Syracuse Police Theft Video

A video posted online by the Syracuse Police Department July 9, 2020, shows a hooded figure trying to open an Audi sedan parked in a driveway, then walking back to a car waiting in the street. Syracuse and other law enforcement agencies in Davis and Weber counties have experienced a rash of car burglaries, thefts and residential thefts in the past couple of months.

LAYTON — The trouble started about three months ago, when the first series of car burglaries, thefts and residential thefts happened in Davis County.

It has since ballooned into a major problem that law enforcement agencies in northern Davis County and southern Weber County are trying to figure out, so much so that the Layton Police Department is offering a $500 reward for help in finding out who’s responsible for the rash of crime in the area.

“Over the last couple months, Layton City and surrounding cities in Davis County have seen an increase in vehicle thefts, vehicle burglaries, and residential burglaries. Investigation into these crimes lead us to believe they are being committed by the same individuals. We are offering a $500 reward for information leading to the arrest of those involved,” a statement posted to the department’s Facebook page Wednesday reads.

Last week, Syracuse Police posted a statement to its Facebook page saying it had recorded 35 incidents of car thefts, burglaries and residential burglaries in the past three months. The number has slightly increased in the past week.

What’s happening, Syracuse Police detective and Public Information Officer Erin Behm said, “is people are leaving their vehicles unlocked and their garage doors open overnight, making it easy for people to get in and steal their stuff.”

Police departments are urging people to lock their cars, not leave valuable items in cars, shut their garage doors and report any suspicious activity.

Behm said that for Syracuse specifically, these are crimes of opportunity.

Video footage posted to the department’s Facbeook page shows one suspected incident, in which a person wearing all-black clothes walks up to an Audi sedan in someone’s driveway, tries to open the door and then leaves.

The person then joins three others in a silver sedan idling in the street and the car drives away. This particular incident appeared to happen either before sunrise or after sundown.

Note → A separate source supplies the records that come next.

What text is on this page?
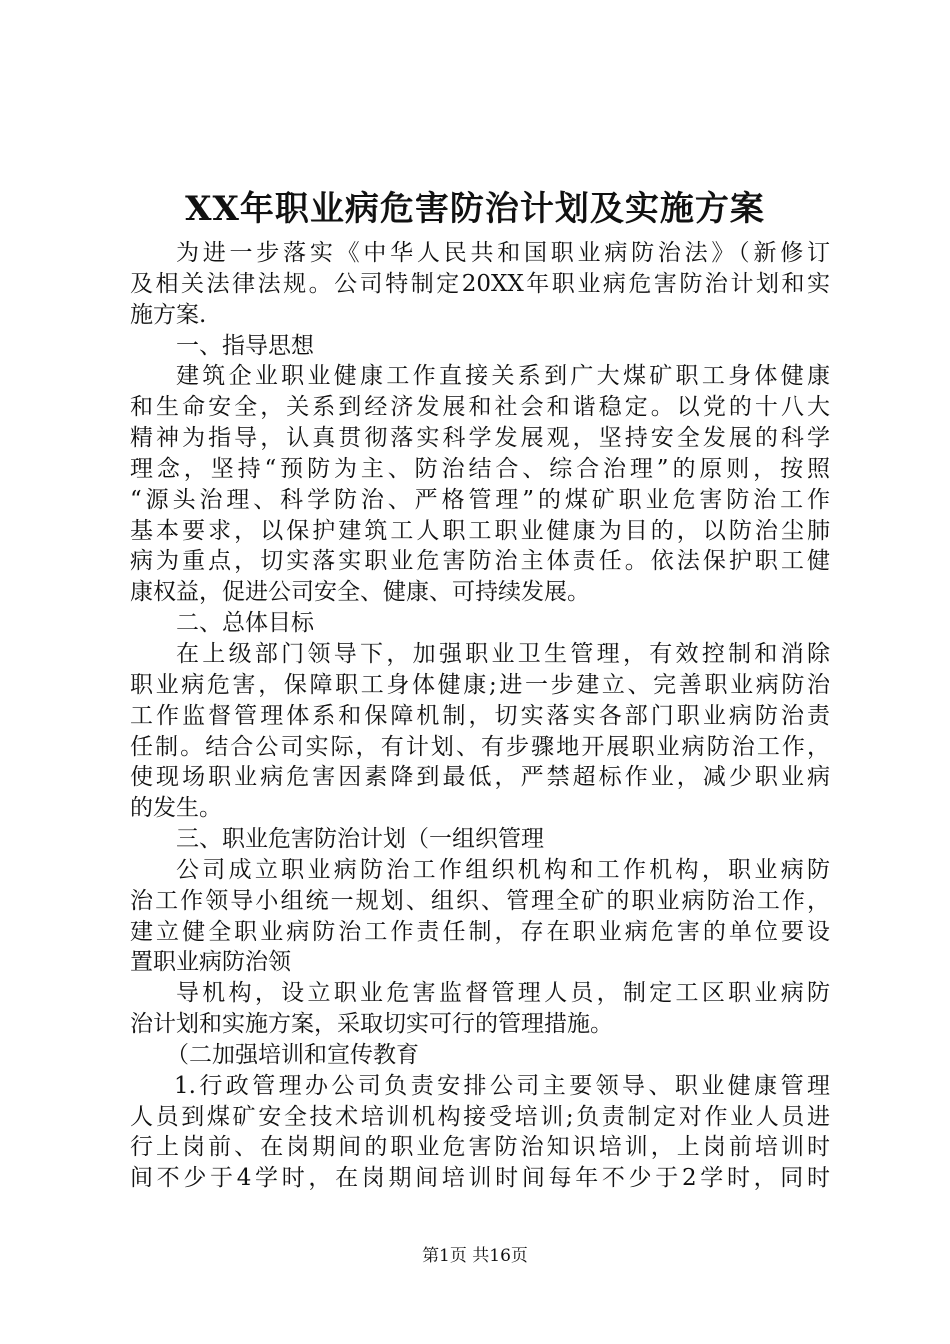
XX年职业病危害防治计划及实施方案
为进一步落实《中华人民共和国职业病防治法》（新修订
及相关法律法规。公司特制定20XX年职业病危害防治计划和实
施方案.
一、指导思想
建筑企业职业健康工作直接关系到广大煤矿职工身体健康
和生命安全，关系到经济发展和社会和谐稳定。以党的十八大
精神为指导，认真贯彻落实科学发展观，坚持安全发展的科学
理念，坚持“预防为主、防治结合、综合治理”的原则，按照
“源头治理、科学防治、严格管理”的煤矿职业危害防治工作
基本要求，以保护建筑工人职工职业健康为目的，以防治尘肺
病为重点，切实落实职业危害防治主体责任。依法保护职工健
康权益，促进公司安全、健康、可持续发展。
二、总体目标
在上级部门领导下，加强职业卫生管理，有效控制和消除
职业病危害，保障职工身体健康;进一步建立、完善职业病防治
工作监督管理体系和保障机制，切实落实各部门职业病防治责
任制。结合公司实际，有计划、有步骤地开展职业病防治工作，
使现场职业病危害因素降到最低，严禁超标作业，减少职业病
的发生。
三、职业危害防治计划（一组织管理
公司成立职业病防治工作组织机构和工作机构，职业病防
治工作领导小组统一规划、组织、管理全矿的职业病防治工作，
建立健全职业病防治工作责任制，存在职业病危害的单位要设
置职业病防治领
导机构，设立职业危害监督管理人员，制定工区职业病防
治计划和实施方案，采取切实可行的管理措施。
（二加强培训和宣传教育
1.行政管理办公司负责安排公司主要领导、职业健康管理
人员到煤矿安全技术培训机构接受培训;负责制定对作业人员进
行上岗前、在岗期间的职业危害防治知识培训，上岗前培训时
间不少于4学时，在岗期间培训时间每年不少于2学时，同时
第1页 共16页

Clearfield Police Assistant Chief Devin Rogers said investigators from “multiple” agencies met Wednesday to share information and try to figure out who’s responsible.

Rogers said Clearfield has had 13 car burglary cases reported since June 20, and the department posted a warning about the trend to its Facebook page July 7.

“Please lock your vehicles and secure your personal belongings!” the post read. “The southeast portion of the city (South of Antelope and East of Main Street) has experienced an increase in auto burglaries and vehicle thefts. We suspect the same suspects are committing several thefts in Clearfield as well as thefts in surrounding cities. The video we obtained shows the vehicle driving (slowly) in the neighborhood with individuals walking and checking vehicles to see if they can find an unlocked door. If you recognize the vehicle or suspect please call us. We have increased our patrol efforts in this area.”

Just after July 4, Rogers said Clearfield had six or seven car burglaries and one car theft reported in one night alone in the same area of the city, an indication of a troubling trend.

“What’s more concerning is it comes in waves,” Rogers said.

It’s not one burglary per night or per week, rather several at a time. Rogers said that makes it harder for authorities to pin down the criminals because they’re moving around so much.

Neither department has found a reason why there’s been a sudden uptick in the crimes.

Rogers said the reason why there’s a strong belief among agencies that the crimes are being committed by one group is because the departments, after sharing information, have found similarities in the types of crimes as well as the suspects committing them in different cities.

At least one city in Weber County is dealing with the rash of crime. On Tuesday, Riverdale City posted a statement to its Facebook page addressing the trend.

“There have been several vehicle burglaries/attempted vehicle burglaries during the past few nights, a couple as recent as last night,” reads the post, attributed to Mayor Norm Searle. “They are occurring in different parts of the city, even in my own neighborhood. I would strongly suggest that you keep your vehicles locked and when possible off the street at night. Also, please remember to call the police department, 911 for emergencies (burglary in progress), or, 801-629-8221 non-emergency number. Your phone call may make a difference in apprehending the suspects and having stolen items returned to their rightful owner.”

A LexisNexis crime database, communitycrimemap.com, indicates Riverdale PD has investigated at least six thefts since June 16, including a motor vehicle, a firearm and two bicycles.

The Weber County Sheriff’s Office also warned of an increase in thefts, asking the public to lock their cars and take valuables, particularly guns, out of cars.

Calls to the South Ogden and Riverdale Police departments weren’t returned by publication. A Roy Police Department lieutenant couldn’t confirm whether the trend was also happening in that city.